Early women students

Elsie Jean Dalyell

With two other women, Elsie Jean Dalyell graduated Bachelor of Medicine with First-Class Honours in 1909, the first women in the Faculty to do so.

Her early years

Elsie Jean Dalyell was born on 13 December 1881 at Newtown, Sydney.

She was educated at Sydney Girls' High School and joined the Department of Public Instruction as a pupil-teacher in 1897.

Charlotte Maude Bertie, Abbie Stone and Elsie Jean Dalyell c1890

From left: Charlotte Maude Bertie, Abbie Stone and Elsie Jean Dalyell c1890, photo G3_224_1505, University of Sydney Archives.

Her student days at the University of Sydney

Sponsored by the Department of Public Instruction, she completed first year arts and science at the University of Sydney.

In 1906, she resigned as a teacher and transferred to second year medicine and in 1909 entered the Women's College.

With Mary Burfitt, she undertook original research work in pathology and contributed to a paper on that subject read at the Medical Congress in Victoria.

She graduated Bachelor of Medicine with First Class Honours in December 1909, with the degree conferred at the ceremony held in May 1910, and Master of Surgery in 1910.

Elsie Jean Dalyell

Elsie Jean Dalyell, photo courtesy of State Records NSW, Digital ID: 9873_a025_a025000062.

Her career

Elsie Dalyell followed Jessie Aspinall as a pioneer female resident medical officer at Royal Prince Alfred Hospital.

In 1911-12 she was the first woman on the full-time University of Sydney Medical School staff as demonstrator in pathology.

In December 1912, she was the first Australian woman elected to a Beit travelling scholarship for original research, which she took up at the Lister Institute of Preventive Medicine, London in 1913.
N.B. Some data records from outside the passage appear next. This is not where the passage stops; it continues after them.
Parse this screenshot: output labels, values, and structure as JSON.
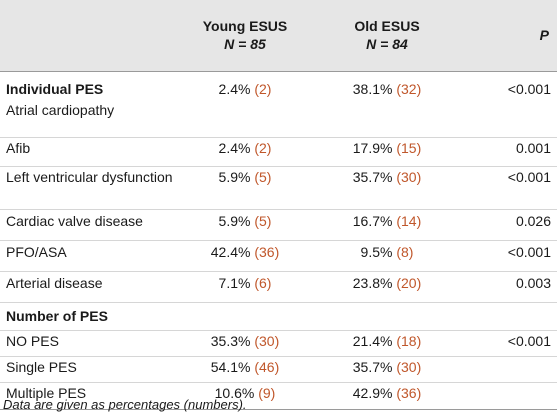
{
  "header": {
    "col1": "Young ESUS",
    "col1_n": "N = 85",
    "col2": "Old ESUS",
    "col2_n": "N = 84",
    "col3": "P"
  },
  "rows": [
    {
      "label": "Individual PES",
      "sublabel": "Atrial cardiopathy",
      "young_pct": "2.4%",
      "young_n": "(2)",
      "old_pct": "38.1%",
      "old_n": "(32)",
      "p": "<0.001"
    },
    {
      "label": "Afib",
      "young_pct": "2.4%",
      "young_n": "(2)",
      "old_pct": "17.9%",
      "old_n": "(15)",
      "p": "0.001"
    },
    {
      "label": "Left ventricular dysfunction",
      "young_pct": "5.9%",
      "young_n": "(5)",
      "old_pct": "35.7%",
      "old_n": "(30)",
      "p": "<0.001"
    },
    {
      "label": "Cardiac valve disease",
      "young_pct": "5.9%",
      "young_n": "(5)",
      "old_pct": "16.7%",
      "old_n": "(14)",
      "p": "0.026"
    },
    {
      "label": "PFO/ASA",
      "young_pct": "42.4%",
      "young_n": "(36)",
      "old_pct": "9.5%",
      "old_n": "(8)",
      "p": "<0.001"
    },
    {
      "label": "Arterial disease",
      "young_pct": "7.1%",
      "young_n": "(6)",
      "old_pct": "23.8%",
      "old_n": "(20)",
      "p": "0.003"
    },
    {
      "label": "Number of PES"
    },
    {
      "label": "NO PES",
      "young_pct": "35.3%",
      "young_n": "(30)",
      "old_pct": "21.4%",
      "old_n": "(18)",
      "p": "<0.001"
    },
    {
      "label": "Single PES",
      "young_pct": "54.1%",
      "young_n": "(46)",
      "old_pct": "35.7%",
      "old_n": "(30)",
      "p": ""
    },
    {
      "label": "Multiple PES",
      "young_pct": "10.6%",
      "young_n": "(9)",
      "old_pct": "42.9%",
      "old_n": "(36)",
      "p": ""
    }
  ],
  "footnote": "Data are given as percentages (numbers).",
  "colors": {
    "header_bg": "#e6e6e6",
    "count_text": "#c0572b"
  }
}
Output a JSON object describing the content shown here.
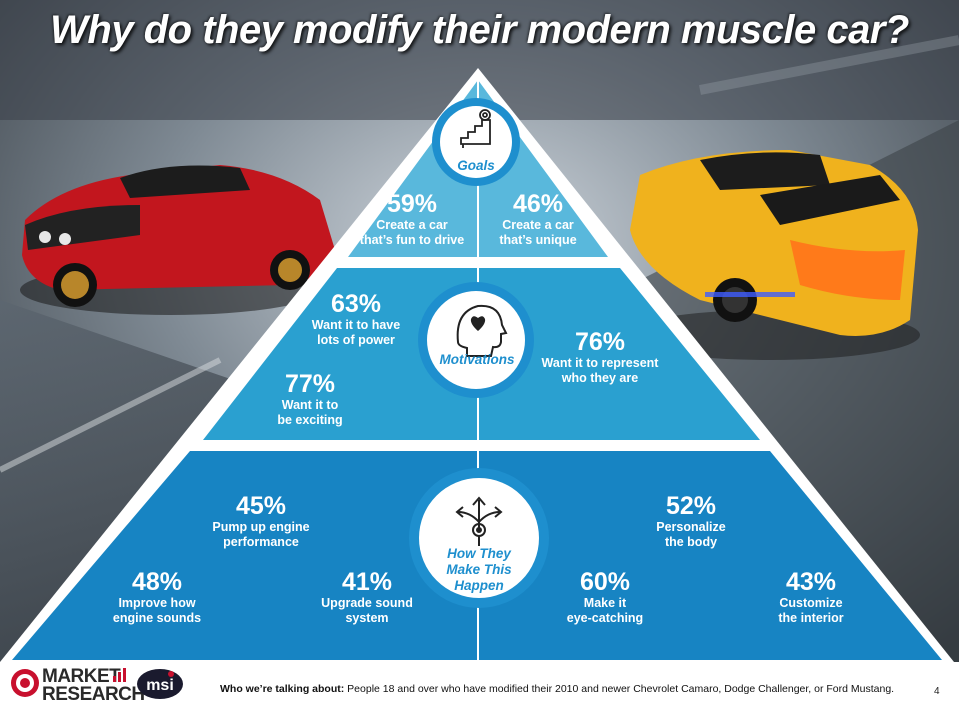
{
  "title": "Why do they modify their modern muscle car?",
  "colors": {
    "tier_light": "#59b8dc",
    "tier_mid": "#2aa0d0",
    "tier_dark": "#1784c3",
    "circle_text": "#1e8fce"
  },
  "pyramid": {
    "goals": {
      "label": "Goals",
      "icon": "stairs-goal-icon",
      "items": [
        {
          "pct": "59%",
          "line1": "Create a car",
          "line2": "that’s fun to drive"
        },
        {
          "pct": "46%",
          "line1": "Create a car",
          "line2": "that’s unique"
        }
      ]
    },
    "motivations": {
      "label": "Motivations",
      "icon": "head-heart-icon",
      "items": [
        {
          "pct": "63%",
          "line1": "Want it to have",
          "line2": "lots of power"
        },
        {
          "pct": "77%",
          "line1": "Want it to",
          "line2": "be exciting"
        },
        {
          "pct": "76%",
          "line1": "Want it to represent",
          "line2": "who they are"
        }
      ]
    },
    "how": {
      "label_line1": "How They",
      "label_line2": "Make This",
      "label_line3": "Happen",
      "icon": "branching-arrows-gear-icon",
      "items": [
        {
          "pct": "45%",
          "line1": "Pump up engine",
          "line2": "performance"
        },
        {
          "pct": "48%",
          "line1": "Improve how",
          "line2": "engine sounds"
        },
        {
          "pct": "41%",
          "line1": "Upgrade sound",
          "line2": "system"
        },
        {
          "pct": "52%",
          "line1": "Personalize",
          "line2": "the body"
        },
        {
          "pct": "60%",
          "line1": "Make it",
          "line2": "eye-catching"
        },
        {
          "pct": "43%",
          "line1": "Customize",
          "line2": "the interior"
        }
      ]
    }
  },
  "footer": {
    "who_label": "Who we’re talking about:",
    "who_text": " People 18 and over who have modified their 2010 and newer Chevrolet Camaro, Dodge Challenger, or Ford Mustang.",
    "page_number": "4",
    "logo_line1": "MARKET",
    "logo_line2": "RESEARCH",
    "logo2": "msi"
  }
}
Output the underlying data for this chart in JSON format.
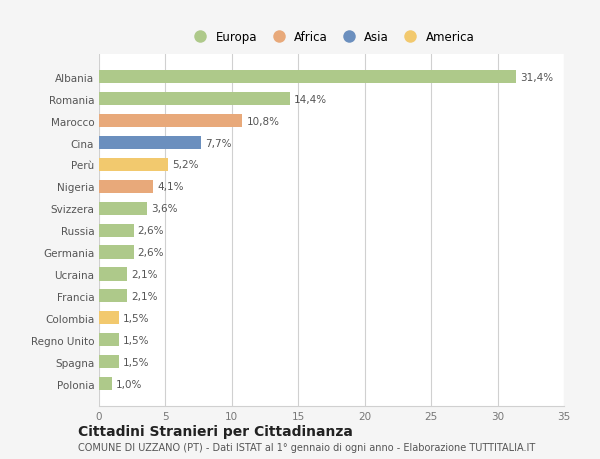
{
  "countries": [
    "Albania",
    "Romania",
    "Marocco",
    "Cina",
    "Perù",
    "Nigeria",
    "Svizzera",
    "Russia",
    "Germania",
    "Ucraina",
    "Francia",
    "Colombia",
    "Regno Unito",
    "Spagna",
    "Polonia"
  ],
  "values": [
    31.4,
    14.4,
    10.8,
    7.7,
    5.2,
    4.1,
    3.6,
    2.6,
    2.6,
    2.1,
    2.1,
    1.5,
    1.5,
    1.5,
    1.0
  ],
  "labels": [
    "31,4%",
    "14,4%",
    "10,8%",
    "7,7%",
    "5,2%",
    "4,1%",
    "3,6%",
    "2,6%",
    "2,6%",
    "2,1%",
    "2,1%",
    "1,5%",
    "1,5%",
    "1,5%",
    "1,0%"
  ],
  "continents": [
    "Europa",
    "Europa",
    "Africa",
    "Asia",
    "America",
    "Africa",
    "Europa",
    "Europa",
    "Europa",
    "Europa",
    "Europa",
    "America",
    "Europa",
    "Europa",
    "Europa"
  ],
  "continent_colors": {
    "Europa": "#aec98a",
    "Africa": "#e8a97a",
    "Asia": "#6b8fbe",
    "America": "#f2c96e"
  },
  "legend_order": [
    "Europa",
    "Africa",
    "Asia",
    "America"
  ],
  "title": "Cittadini Stranieri per Cittadinanza",
  "subtitle": "COMUNE DI UZZANO (PT) - Dati ISTAT al 1° gennaio di ogni anno - Elaborazione TUTTITALIA.IT",
  "xlim": [
    0,
    35
  ],
  "xticks": [
    0,
    5,
    10,
    15,
    20,
    25,
    30,
    35
  ],
  "background_color": "#f5f5f5",
  "plot_bg_color": "#ffffff",
  "grid_color": "#d0d0d0",
  "bar_height": 0.6,
  "label_fontsize": 7.5,
  "tick_fontsize": 7.5,
  "title_fontsize": 10,
  "subtitle_fontsize": 7,
  "legend_fontsize": 8.5
}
In 1916 she joined the Scottish Women's Hospitals for Foreign Service unit at Royaumont, France, where she was engaged in bacteriological work, and afterwards enlisted with the Royal Army Medical Corps, serving in Malta and Salonika, Greece, and was in charge of a laboratory in the 63rd General Hospital, the first occasion where a woman had held such an appointment in the field.
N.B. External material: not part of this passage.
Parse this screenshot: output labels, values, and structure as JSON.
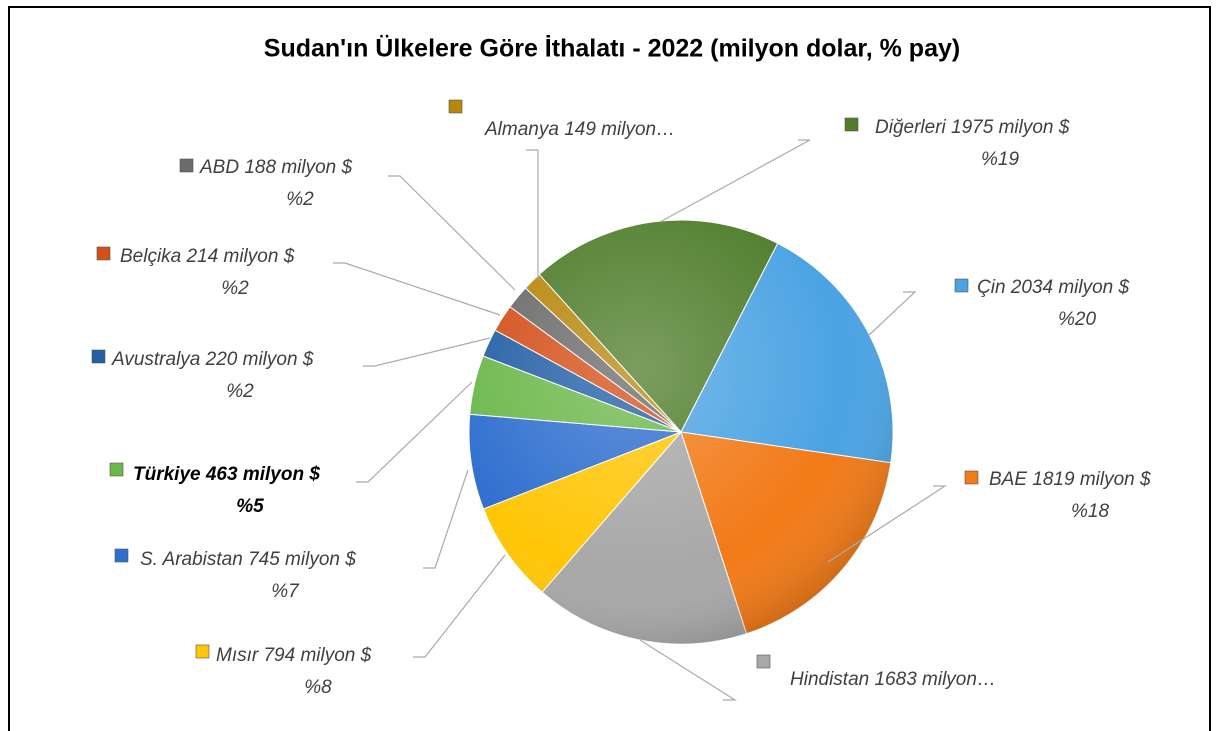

After the war, in early 1919 she was stationed with the army of occupation at Constantinople to deal with cholera, and in June was appointed OBE. She was also decorated by the Serbian Government.

In 1919-22 she worked in Vienna as senior clinician to a research team led by Dr (Dame) Harriette Chick, studying deficiency diseases in children.

She returned to Australia in March 1923, travelling via the USA for a lecture tour on the Vienna research.

Without capital, her attempt at private practice in Macquarie Street failed. In January 1924 she began duty as assistant microbiologist in the Department of Public Health.

Between 1925 and 1935 she was on the committee of the Rachel Forster Hospital for Women and Children and with Dr Maisie Hamilton, was responsible for the venereal diseases clinic which opened there in 1927.

Elsie Jean Dalyell

Elsie Jean Dalyell, photoG3_224_1369, University of Sydney Archives.

By retirement in 1946, Elsie Dalyell was in bad health with hypertensive arterial disease and a weak heart. She died on 1 November 1948.